In fact, although people still find various other types of tumors growing in other places on their bodies, it is exclusively mammarian malignancy that is granted the spotlight—an entire month, in fact, of nonstop press. During October, everything in sight is painted pink—the chosen color of feminine “empowerment,” I suppose—and a bevy of worn, weary “survivors” are regularly trotted out as exemplars of womanly courage and fortitude. I have nothing against women with breast cancer, of course; indeed, I wish them well. But do we really require pink newspapers delivered to our doorsteps, and do we really need to see professional football players wearing "f_ggy-looking" pink shoes and socks for an entire month, just to show we’re properly concerned for and in righteous solidarity with the afflicted?
And if we’re going to parade the victims around and sing them gushing praises, why the selective, patently exclusionary, celebration? Are people with lung, throat, eye, pancreatic, and testicular cancer not also suffering? Are they not also facing their difficulties with stout determination? Why have these inspiring victims not been their own months to be affirmed, lauded, and praised?

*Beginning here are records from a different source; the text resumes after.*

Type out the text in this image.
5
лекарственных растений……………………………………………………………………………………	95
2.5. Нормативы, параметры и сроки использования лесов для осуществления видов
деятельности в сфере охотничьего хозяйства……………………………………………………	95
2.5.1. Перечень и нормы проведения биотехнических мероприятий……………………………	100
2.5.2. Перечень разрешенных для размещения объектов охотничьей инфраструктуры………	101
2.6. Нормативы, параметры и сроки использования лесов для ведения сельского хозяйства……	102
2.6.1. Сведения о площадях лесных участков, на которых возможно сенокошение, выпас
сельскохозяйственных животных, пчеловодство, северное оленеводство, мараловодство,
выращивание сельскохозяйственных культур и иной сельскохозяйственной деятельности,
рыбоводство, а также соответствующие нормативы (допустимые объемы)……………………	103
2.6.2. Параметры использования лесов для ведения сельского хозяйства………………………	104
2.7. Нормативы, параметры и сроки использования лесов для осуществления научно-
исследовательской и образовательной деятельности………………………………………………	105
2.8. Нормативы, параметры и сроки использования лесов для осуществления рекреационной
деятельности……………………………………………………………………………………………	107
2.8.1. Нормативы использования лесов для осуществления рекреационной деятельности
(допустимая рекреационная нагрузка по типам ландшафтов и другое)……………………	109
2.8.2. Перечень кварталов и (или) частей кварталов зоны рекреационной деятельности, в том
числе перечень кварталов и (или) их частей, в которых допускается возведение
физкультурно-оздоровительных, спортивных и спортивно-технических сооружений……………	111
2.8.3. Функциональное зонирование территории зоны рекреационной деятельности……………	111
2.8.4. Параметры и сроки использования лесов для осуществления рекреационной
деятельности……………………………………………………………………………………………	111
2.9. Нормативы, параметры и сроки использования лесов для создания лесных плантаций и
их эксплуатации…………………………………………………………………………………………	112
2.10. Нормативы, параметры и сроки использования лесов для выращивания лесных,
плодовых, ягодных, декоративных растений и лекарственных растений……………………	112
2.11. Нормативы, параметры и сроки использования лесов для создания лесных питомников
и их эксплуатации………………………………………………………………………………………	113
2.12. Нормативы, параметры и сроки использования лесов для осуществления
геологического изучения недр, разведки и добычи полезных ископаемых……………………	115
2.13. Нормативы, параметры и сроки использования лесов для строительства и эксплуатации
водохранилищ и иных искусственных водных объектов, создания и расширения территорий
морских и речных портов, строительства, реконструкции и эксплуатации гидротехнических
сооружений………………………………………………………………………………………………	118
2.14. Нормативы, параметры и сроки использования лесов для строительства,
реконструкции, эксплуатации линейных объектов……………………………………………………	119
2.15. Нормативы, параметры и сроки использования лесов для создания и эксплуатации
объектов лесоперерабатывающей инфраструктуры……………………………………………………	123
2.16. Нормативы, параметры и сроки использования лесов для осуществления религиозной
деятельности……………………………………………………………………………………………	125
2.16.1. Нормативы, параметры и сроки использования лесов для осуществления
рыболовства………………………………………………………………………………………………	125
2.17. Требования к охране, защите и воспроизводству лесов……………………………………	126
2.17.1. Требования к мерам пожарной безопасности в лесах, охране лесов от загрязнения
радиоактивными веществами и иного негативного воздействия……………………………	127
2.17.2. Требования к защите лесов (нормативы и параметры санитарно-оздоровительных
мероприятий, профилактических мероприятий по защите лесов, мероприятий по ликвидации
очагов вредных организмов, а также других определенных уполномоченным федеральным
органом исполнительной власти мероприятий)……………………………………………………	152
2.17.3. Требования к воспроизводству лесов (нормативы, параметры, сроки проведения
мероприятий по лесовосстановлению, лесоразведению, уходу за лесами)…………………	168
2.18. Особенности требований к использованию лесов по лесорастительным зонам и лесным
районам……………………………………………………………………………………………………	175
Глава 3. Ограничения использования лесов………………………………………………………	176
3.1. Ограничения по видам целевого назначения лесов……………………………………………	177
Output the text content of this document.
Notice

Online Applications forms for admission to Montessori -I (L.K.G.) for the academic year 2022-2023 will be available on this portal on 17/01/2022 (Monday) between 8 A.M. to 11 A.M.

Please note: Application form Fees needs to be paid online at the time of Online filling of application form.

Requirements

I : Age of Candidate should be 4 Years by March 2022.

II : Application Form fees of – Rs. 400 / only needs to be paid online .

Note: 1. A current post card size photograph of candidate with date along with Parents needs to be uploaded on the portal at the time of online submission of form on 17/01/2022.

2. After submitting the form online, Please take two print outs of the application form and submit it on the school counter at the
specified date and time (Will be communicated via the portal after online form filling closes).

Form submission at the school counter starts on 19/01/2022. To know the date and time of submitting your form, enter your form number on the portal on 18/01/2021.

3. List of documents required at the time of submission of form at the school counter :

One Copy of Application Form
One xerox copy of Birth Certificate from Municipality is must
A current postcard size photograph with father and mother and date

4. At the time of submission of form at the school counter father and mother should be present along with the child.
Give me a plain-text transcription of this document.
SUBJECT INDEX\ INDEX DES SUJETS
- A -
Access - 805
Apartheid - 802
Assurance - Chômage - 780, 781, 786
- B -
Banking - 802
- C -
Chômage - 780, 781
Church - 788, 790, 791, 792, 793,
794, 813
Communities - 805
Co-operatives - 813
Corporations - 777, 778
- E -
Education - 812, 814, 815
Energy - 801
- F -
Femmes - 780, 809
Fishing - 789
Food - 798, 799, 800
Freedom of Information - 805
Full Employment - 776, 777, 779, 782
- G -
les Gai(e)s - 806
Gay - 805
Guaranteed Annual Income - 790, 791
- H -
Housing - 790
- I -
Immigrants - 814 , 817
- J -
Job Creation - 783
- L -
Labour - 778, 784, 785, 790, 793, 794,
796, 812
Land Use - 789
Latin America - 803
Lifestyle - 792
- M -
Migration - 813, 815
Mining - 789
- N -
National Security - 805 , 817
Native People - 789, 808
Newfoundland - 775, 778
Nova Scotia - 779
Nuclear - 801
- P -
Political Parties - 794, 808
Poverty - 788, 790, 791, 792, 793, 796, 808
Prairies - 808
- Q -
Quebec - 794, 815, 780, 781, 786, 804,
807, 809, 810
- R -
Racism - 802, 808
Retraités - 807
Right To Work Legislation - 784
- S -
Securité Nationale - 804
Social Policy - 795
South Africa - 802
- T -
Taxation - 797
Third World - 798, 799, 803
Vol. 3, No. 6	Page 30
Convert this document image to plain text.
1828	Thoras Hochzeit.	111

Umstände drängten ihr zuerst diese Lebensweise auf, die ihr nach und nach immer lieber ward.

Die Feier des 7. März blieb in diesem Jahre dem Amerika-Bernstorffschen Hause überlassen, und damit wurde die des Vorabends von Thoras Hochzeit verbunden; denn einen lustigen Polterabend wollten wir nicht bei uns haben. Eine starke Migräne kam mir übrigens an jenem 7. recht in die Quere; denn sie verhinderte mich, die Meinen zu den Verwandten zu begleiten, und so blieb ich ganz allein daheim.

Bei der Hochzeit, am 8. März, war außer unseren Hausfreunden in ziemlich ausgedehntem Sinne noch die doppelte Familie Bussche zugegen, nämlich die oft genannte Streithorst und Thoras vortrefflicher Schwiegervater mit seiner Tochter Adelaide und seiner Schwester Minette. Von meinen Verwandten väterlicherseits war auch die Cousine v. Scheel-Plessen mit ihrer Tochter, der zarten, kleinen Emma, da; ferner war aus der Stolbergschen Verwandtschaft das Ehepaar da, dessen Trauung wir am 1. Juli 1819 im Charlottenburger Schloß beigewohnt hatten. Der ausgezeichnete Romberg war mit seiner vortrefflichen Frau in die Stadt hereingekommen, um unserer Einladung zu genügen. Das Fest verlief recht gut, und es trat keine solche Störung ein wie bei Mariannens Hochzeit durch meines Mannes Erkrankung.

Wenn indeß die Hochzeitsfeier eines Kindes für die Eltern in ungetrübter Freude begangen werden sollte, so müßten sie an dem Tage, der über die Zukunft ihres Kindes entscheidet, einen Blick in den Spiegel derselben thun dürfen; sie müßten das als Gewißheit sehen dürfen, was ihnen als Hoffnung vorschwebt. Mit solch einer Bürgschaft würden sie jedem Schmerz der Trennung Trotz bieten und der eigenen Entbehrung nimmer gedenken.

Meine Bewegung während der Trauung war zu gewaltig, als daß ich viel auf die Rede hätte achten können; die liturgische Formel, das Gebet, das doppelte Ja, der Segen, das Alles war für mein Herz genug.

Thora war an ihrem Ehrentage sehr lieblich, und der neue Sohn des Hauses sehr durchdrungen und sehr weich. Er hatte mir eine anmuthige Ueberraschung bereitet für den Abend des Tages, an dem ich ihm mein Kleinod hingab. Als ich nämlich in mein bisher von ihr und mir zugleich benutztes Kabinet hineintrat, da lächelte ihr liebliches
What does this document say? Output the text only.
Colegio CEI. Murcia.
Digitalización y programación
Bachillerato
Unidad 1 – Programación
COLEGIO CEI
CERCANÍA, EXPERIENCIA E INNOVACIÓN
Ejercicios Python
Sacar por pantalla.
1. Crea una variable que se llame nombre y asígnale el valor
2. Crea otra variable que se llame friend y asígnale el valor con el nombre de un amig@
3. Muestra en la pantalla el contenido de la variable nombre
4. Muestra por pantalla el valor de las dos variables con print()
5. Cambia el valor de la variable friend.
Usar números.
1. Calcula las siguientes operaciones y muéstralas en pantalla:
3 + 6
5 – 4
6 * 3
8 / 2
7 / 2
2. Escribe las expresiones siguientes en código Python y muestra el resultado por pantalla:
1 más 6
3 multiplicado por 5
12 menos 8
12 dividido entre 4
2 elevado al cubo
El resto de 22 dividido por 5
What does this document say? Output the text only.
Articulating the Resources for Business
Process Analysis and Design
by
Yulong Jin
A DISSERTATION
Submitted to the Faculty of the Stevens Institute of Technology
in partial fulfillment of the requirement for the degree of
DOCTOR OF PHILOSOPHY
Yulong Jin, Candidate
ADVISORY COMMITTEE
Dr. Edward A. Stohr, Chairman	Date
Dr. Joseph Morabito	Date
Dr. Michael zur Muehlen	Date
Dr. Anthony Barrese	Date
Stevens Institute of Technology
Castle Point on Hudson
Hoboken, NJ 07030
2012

The answer, I suspect, has very little to do with cancer, and very much to do with the misandric calibration of the current era. Just as AIDS became a cause célèbre because it disproportionately afflicted gay men, at a time when the Zeitgeist-shapers wished to banish “heterosexism,” so breast cancer “awareness” has become a means of furthering the “Girls rule, boys drool” vibe of radical feminism, which disdains and aims to “deconstruct” masculinity. There’s nothing at all inherently wrong with women giving other women encouragement, but the fact that macho NFL linemen are now being made to wear pink should tell us something about the aims and objectives of the “Save the Tatas” campaign.
Surely there is a way to honor the sick that doesn’t resort to cheap posturing and politicizing. And surely there are sincere people in the “pink ribbon” movement who only want to see the development of a cure for a disease that affects thousands of families a year. But the hearty Zeitgeist-defier should recognize, and be leery of, massive media-driven, and obviously contrived campaigns to exploit his compassion for nefarious ends.